The mutual market access option is logically coherent. But, by all accounts, it is simply not acceptable to the EU as it would give the UK greater influence than a member state would have, and it does not fit into how the EU works.

The probable end result will be an enhanced equivalence regime, but with little enhancement. This may work for a few sub-sectors of the finance industry, but it will not provide market access for most banking and insurance services.

The longer the debate goes on without a firm decision the less relevant it is. The financial services industry is generally working on the basis of a hard Brexit on 29 March 2019. The transition agreement is just a statement of intent and has no legal standing.

In these circumstances, regulated financial institutions, influenced by their lawyers, customers and regulators, must assume a worst-case scenario, and they are getting on with it. In most, but not all, cases they will assume that if they want to do business in the EU post-Brexit this will be through a corporate entity authorised and regulated in the EU27 and with full passporting rights.

Edited by Hugo Dixon

One Response to “Why does the City becoming a rule-taker matter?”

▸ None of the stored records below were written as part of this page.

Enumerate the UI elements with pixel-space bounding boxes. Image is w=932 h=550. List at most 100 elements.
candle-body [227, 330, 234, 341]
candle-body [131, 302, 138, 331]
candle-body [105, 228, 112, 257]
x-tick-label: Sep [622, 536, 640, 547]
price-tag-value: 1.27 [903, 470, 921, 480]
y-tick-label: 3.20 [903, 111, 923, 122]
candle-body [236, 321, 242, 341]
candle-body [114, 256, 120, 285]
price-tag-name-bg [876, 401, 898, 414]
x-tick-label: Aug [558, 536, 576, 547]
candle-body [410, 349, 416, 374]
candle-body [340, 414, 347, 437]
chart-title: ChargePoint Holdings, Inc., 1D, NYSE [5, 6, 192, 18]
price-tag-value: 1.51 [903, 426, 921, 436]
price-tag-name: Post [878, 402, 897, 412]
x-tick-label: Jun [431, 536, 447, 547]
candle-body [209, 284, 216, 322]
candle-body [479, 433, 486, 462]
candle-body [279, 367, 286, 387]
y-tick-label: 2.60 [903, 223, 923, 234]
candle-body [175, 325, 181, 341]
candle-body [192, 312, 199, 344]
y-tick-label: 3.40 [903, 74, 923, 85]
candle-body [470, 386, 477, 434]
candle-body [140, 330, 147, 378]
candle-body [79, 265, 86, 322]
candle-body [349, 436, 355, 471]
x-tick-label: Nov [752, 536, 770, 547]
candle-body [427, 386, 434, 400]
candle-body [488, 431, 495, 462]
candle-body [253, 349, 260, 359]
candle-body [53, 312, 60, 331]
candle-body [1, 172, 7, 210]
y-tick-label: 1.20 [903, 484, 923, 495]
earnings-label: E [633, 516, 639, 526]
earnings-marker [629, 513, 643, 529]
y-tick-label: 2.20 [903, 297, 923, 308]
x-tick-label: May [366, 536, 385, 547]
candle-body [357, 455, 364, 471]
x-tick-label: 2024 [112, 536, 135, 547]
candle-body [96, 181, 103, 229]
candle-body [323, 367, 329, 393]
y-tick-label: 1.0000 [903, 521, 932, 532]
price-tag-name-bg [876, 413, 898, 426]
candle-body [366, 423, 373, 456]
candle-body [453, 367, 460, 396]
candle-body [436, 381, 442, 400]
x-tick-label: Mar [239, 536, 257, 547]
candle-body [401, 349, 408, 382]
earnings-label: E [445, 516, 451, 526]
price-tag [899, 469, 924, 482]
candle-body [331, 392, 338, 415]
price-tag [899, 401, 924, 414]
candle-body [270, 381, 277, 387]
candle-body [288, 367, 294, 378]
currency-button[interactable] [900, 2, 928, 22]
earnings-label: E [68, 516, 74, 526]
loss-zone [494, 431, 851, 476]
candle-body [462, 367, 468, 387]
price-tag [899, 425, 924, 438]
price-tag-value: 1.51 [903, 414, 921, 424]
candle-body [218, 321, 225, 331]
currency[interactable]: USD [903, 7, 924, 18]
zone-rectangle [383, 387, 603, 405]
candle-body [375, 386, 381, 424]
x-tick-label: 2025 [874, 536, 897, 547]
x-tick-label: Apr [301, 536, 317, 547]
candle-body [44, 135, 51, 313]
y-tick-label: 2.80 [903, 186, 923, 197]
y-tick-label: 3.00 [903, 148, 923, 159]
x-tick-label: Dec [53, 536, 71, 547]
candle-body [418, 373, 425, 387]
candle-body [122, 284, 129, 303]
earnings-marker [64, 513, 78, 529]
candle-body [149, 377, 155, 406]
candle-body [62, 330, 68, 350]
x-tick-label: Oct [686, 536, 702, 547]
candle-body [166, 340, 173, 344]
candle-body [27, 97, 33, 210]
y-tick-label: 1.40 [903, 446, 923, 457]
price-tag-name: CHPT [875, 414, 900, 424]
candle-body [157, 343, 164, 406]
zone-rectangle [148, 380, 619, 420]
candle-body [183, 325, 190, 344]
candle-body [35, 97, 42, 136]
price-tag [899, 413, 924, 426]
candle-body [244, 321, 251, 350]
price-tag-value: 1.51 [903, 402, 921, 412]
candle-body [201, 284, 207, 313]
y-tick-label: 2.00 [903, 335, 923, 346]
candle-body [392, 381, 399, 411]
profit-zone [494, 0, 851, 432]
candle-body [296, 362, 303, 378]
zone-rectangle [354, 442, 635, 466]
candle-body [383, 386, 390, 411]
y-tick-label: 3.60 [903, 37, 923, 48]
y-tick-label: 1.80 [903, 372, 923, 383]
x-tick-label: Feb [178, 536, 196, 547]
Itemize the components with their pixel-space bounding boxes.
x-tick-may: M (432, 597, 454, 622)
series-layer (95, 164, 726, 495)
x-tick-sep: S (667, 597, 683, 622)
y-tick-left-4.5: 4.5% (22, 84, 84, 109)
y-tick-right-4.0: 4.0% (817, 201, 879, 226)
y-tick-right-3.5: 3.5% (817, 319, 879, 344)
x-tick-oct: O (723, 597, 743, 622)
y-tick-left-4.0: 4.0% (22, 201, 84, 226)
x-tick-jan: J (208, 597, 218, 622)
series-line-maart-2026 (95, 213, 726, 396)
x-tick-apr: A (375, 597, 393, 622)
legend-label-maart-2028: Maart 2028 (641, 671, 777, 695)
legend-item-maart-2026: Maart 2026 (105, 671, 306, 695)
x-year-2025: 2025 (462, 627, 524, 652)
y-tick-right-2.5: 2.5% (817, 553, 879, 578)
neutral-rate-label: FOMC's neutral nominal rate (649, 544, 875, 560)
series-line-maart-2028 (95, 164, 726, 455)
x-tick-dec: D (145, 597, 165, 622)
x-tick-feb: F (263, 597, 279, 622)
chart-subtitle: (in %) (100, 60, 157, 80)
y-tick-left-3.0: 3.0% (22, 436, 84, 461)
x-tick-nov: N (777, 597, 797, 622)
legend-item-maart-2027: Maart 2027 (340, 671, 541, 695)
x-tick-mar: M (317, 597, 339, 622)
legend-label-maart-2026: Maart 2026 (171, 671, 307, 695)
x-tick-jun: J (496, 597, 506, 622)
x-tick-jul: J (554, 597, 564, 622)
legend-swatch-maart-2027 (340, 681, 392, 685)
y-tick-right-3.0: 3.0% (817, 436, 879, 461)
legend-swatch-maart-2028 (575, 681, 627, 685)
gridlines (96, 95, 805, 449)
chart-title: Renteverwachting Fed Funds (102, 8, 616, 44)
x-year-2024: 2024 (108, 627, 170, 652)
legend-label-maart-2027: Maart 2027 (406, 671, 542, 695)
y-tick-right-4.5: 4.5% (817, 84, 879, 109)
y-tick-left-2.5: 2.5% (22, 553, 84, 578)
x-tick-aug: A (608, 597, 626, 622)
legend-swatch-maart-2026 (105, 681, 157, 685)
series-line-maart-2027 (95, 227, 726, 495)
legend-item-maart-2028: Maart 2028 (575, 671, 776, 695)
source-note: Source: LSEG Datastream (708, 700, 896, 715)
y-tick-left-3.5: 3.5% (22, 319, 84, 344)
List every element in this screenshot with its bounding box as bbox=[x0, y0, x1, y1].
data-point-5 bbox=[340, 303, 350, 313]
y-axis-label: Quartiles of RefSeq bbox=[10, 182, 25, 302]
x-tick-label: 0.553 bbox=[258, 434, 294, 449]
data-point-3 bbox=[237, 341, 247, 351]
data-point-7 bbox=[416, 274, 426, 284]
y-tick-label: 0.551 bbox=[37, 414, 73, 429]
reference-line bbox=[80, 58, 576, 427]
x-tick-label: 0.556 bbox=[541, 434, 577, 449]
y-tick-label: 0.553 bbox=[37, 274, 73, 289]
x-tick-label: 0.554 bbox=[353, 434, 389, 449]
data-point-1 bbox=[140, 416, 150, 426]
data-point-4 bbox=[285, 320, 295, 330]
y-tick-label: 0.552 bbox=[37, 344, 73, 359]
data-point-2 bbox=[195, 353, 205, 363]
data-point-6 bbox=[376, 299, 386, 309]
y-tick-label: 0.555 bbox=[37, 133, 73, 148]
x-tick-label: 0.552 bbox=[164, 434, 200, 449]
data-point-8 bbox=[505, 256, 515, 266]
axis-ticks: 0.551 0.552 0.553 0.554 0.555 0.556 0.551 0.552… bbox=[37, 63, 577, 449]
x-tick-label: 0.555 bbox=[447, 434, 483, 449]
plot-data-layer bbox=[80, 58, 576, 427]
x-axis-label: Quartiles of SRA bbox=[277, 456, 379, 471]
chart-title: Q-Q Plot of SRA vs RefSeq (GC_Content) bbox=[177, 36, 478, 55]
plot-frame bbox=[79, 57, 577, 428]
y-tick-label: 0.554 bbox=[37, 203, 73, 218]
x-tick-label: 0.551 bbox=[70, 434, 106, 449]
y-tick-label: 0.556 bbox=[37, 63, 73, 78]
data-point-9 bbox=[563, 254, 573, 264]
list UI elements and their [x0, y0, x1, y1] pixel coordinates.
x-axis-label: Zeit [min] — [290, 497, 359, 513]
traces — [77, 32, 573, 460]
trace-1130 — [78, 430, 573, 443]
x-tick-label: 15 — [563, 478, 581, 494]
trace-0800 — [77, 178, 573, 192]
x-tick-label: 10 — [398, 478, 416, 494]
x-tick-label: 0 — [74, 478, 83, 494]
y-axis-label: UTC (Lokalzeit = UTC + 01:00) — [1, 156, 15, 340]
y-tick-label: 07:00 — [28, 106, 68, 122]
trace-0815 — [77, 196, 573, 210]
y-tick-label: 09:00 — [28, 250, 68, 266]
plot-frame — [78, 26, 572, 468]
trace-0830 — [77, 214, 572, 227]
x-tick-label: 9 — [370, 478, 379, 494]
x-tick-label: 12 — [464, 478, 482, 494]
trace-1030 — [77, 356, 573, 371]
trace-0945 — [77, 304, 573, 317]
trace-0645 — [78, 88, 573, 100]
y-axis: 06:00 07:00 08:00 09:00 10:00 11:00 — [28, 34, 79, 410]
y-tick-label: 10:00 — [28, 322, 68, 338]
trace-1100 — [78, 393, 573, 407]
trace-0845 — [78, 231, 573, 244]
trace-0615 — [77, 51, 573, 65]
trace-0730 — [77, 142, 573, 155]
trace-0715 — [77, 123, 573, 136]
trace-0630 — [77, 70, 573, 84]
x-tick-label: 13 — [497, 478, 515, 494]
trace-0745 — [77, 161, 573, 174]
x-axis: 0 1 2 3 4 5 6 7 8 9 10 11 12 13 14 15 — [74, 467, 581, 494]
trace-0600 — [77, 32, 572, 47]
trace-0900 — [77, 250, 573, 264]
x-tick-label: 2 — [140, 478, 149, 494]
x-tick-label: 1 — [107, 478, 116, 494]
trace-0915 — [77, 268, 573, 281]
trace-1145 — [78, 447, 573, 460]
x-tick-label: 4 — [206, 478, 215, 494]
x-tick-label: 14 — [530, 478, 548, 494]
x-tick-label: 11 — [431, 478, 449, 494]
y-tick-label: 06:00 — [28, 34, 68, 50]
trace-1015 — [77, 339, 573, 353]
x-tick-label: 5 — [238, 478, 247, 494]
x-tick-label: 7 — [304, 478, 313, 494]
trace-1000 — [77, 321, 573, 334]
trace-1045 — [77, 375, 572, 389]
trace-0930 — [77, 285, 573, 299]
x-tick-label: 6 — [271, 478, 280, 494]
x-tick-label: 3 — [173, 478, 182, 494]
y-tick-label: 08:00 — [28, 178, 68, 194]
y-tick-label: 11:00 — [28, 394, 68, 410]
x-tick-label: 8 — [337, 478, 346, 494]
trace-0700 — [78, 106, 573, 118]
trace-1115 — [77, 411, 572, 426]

  • All this leads one to believe that we are heading towards one of three things: crashing out on the 29th of March; withdrawing Article 50 Notice before then, probably on the 28th and staying in; or, coming out on the 29th but effectively staying in without voting rights. No one needs me at this stage to list the pitfalls of crashing out or Brexit in name only, but it seems the only sensible option is withdrawing Article 50. Strangely, it is the least damaging and least-discussed option. Given the Government’s lack of policy and lack of preparation, leaving on the 29th, hard-Brexit style, is off the table. Leaving without voting rights would be the cowards’ way out. I think serious consideration and a push towards revocation of Article 50 will start soon, hopefully with the Best for Britain campaign.

    If that happens it’ll be: “Brexit: been; there done that; it were crap!”